In a nice change from frantic SF pacing, the movie builds slowly and evenly, ratcheting up the tension through several seeming climaxes which serve only to wind things a bit tighter still. It is as much a psychological thriller as it is an alien menace piece, and director Gonzalo Lopez-Gallego does a brilliant job of using the strange mix of claustrophobic spacecraft and utterly inhospitable lunar space to work on both the astronauts and the audience. I was also pleased to see lead actor Warren Christie, who can also be seen weekly on SyFy’s Alphas, get some big-screen time, and prove that he has the chops to be there. Christie brilliantly portrays the deep confusion and mistrust of a young career military officer who has been badly shaken by the Watergate scandal, reminding the audience that the film is set in a time when the now habitual mistrust of the American government on the part of its citizens was only just beginning to take root, and betrayal by that government was as unexpected as it was bitter.

I give Apollo 18 an “A-” over-all, however, because there were unfortunately times when the close-ups of frantic astronauts had me thinking “Look, it’s Blair Witch in Space!” but that has more to do with brief visuals than writing, directing, acting, or overall cinematography.

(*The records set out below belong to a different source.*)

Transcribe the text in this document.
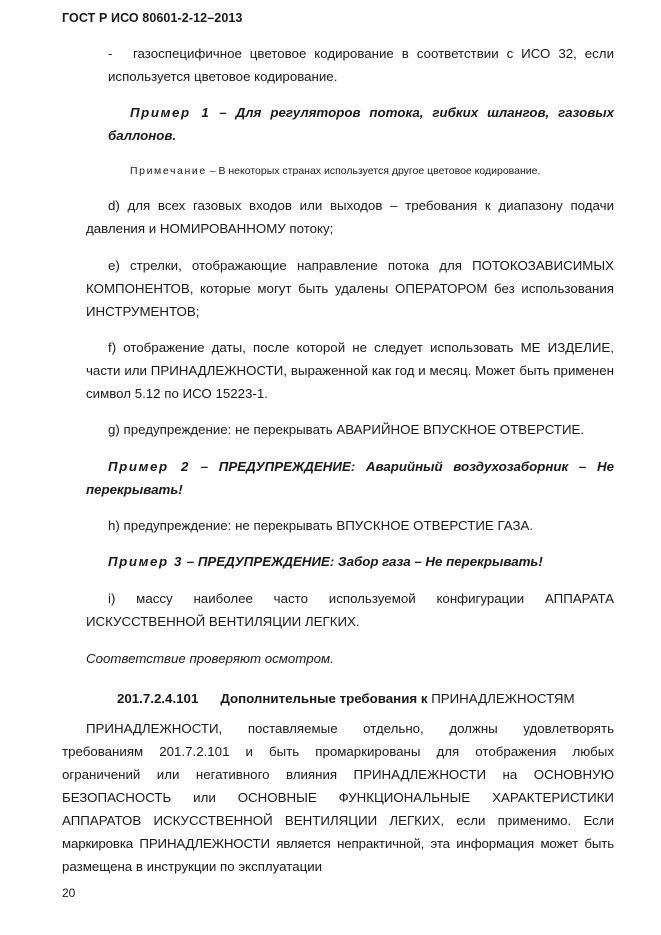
ГОСТ Р ИСО 80601-2-12–2013
- газоспецифичное цветовое кодирование в соответствии с ИСО 32, если
используется цветовое кодирование.
Пример 1 – Для регуляторов потока, гибких шлангов, газовых
баллонов.
Примечание – В некоторых странах используется другое цветовое кодирование.
d) для всех газовых входов или выходов – требования к диапазону подачи
давления и НОМИРОВАННОМУ потоку;
e) стрелки, отображающие направление потока для ПОТОКОЗАВИСИМЫХ
КОМПОНЕНТОВ, которые могут быть удалены ОПЕРАТОРОМ без использования
ИНСТРУМЕНТОВ;
f) отображение даты, после которой не следует использовать МЕ ИЗДЕЛИЕ,
части или ПРИНАДЛЕЖНОСТИ, выраженной как год и месяц. Может быть применен
символ 5.12 по ИСО 15223-1.
g) предупреждение: не перекрывать АВАРИЙНОЕ ВПУСКНОЕ ОТВЕРСТИЕ.
Пример 2 – ПРЕДУПРЕЖДЕНИЕ: Аварийный воздухозаборник – Не
перекрывать!
h) предупреждение: не перекрывать ВПУСКНОЕ ОТВЕРСТИЕ ГАЗА.
Пример 3 – ПРЕДУПРЕЖДЕНИЕ: Забор газа – Не перекрывать!
i) массу наиболее часто используемой конфигурации АППАРАТА
ИСКУССТВЕННОЙ ВЕНТИЛЯЦИИ ЛЕГКИХ.
Соответствие проверяют осмотром.
201.7.2.4.101 Дополнительные требования к ПРИНАДЛЕЖНОСТЯМ
ПРИНАДЛЕЖНОСТИ, поставляемые отдельно, должны удовлетворять
требованиям 201.7.2.101 и быть промаркированы для отображения любых
ограничений или негативного влияния ПРИНАДЛЕЖНОСТИ на ОСНОВНУЮ
БЕЗОПАСНОСТЬ или ОСНОВНЫЕ ФУНКЦИОНАЛЬНЫЕ ХАРАКТЕРИСТИКИ
АППАРАТОВ ИСКУССТВЕННОЙ ВЕНТИЛЯЦИИ ЛЕГКИХ, если применимо. Если
маркировка ПРИНАДЛЕЖНОСТИ является непрактичной, эта информация может быть
размещена в инструкции по эксплуатации
20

Also, there remains the somewhat glaring plot-hole of just exactly how the footage from the hand-held and suit cameras made it back to Earth! Overall though, Apollo 18 is a thoughtful thriller that relies on acting and artistry to achieve its chills, and takes the time to build a real story rather than endless shrapnel-filled explosions and plucky-humans-against-evil-aliens clichés. Go see it.